No, I also considered splitting this into two patches, but decided to keep the RFC in one piece, to keep the discussion in one place. The patches are related after all, in the sense that it probably wouldn't make much sense to just change the calculation, if the set_bclk_ratio patch is rejected. If the patch proves to be, in principle at least, acceptable, I'll probably submit it as two separate patches.
- lrclk_div = snd_soc_params_to_frame_size(params);
- if (lrclk_div == 0) {
dev_err(dev, "No LRCLK?\n");
return -EINVAL;
if (pcm512x->bclk_ratio > 0) {
lrclk_div = pcm512x->bclk_ratio;
} else {
lrclk_div = snd_soc_params_to_frame_size(params);
if (lrclk_div == 0) {
dev_err(dev, "No LRCLK?\n");
return -EINVAL;
} } if (!pcm512x->pll_out) { sck_rate = clk_get_rate(pcm512x->sclk);
bclk_div = params->rate_den * 64 / lrclk_div;
bclk_rate = DIV_ROUND_CLOSEST(sck_rate, bclk_div);
bclk_rate = params_rate(params) * lrclk_div;
bclk_div = DIV_ROUND_CLOSEST(sck_rate, bclk_rate);
Ok, so I apparently wrote this. Half a decade ago or so. It should be known that my focus was entirely on the pll-case. I added the non-pll-case mostly as a courtesy and we are not using it over here. If you don't have an even divider, you should be using the pll anyway, right? :-) At least if you knew you had to wire the HW so that the pll is an option... The datasheets are not very clear, at least they were not way back when for the chip we focused on (the pcm5142, big relief when I discovered the pcm5242 datasheet).

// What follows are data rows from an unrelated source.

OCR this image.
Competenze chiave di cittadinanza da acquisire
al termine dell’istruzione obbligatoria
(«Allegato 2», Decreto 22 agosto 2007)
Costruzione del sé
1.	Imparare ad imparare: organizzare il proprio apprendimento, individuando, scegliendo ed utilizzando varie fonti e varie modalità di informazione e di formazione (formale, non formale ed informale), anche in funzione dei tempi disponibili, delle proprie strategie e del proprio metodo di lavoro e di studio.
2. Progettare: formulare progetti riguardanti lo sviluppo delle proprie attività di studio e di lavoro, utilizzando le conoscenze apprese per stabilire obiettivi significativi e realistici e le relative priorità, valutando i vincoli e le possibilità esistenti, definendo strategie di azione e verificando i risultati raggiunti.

It's good to know this code path doesn't affect you. The TSE-850 seems to be the only driver using the pcm512x CODEC driver in the mainline kernel and I was worrying that the change might cause trouble for you.
+static int pcm512x_set_bclk_ratio(struct snd_soc_dai *dai, unsigned int ratio) +{
- struct snd_soc_component *component = dai->component;
- struct pcm512x_priv *pcm512x = snd_soc_component_get_drvdata(component);
- pcm512x->bclk_ratio = ratio;
You should perhaps check if (ratio >= 1 && ratio <= 256) prior to accepting a divider that can't be programmed? But maybe that's enforced somewhere else? And perhaps the sanity check should be even stricter?
Yes, you're probably right. This RFC was mostly meant as a proof-of-concept implementation, in order to get some feedback on whether this approach is appropriate, or at least makes some sense. If it does, I'll have to look further into what checks are necessary.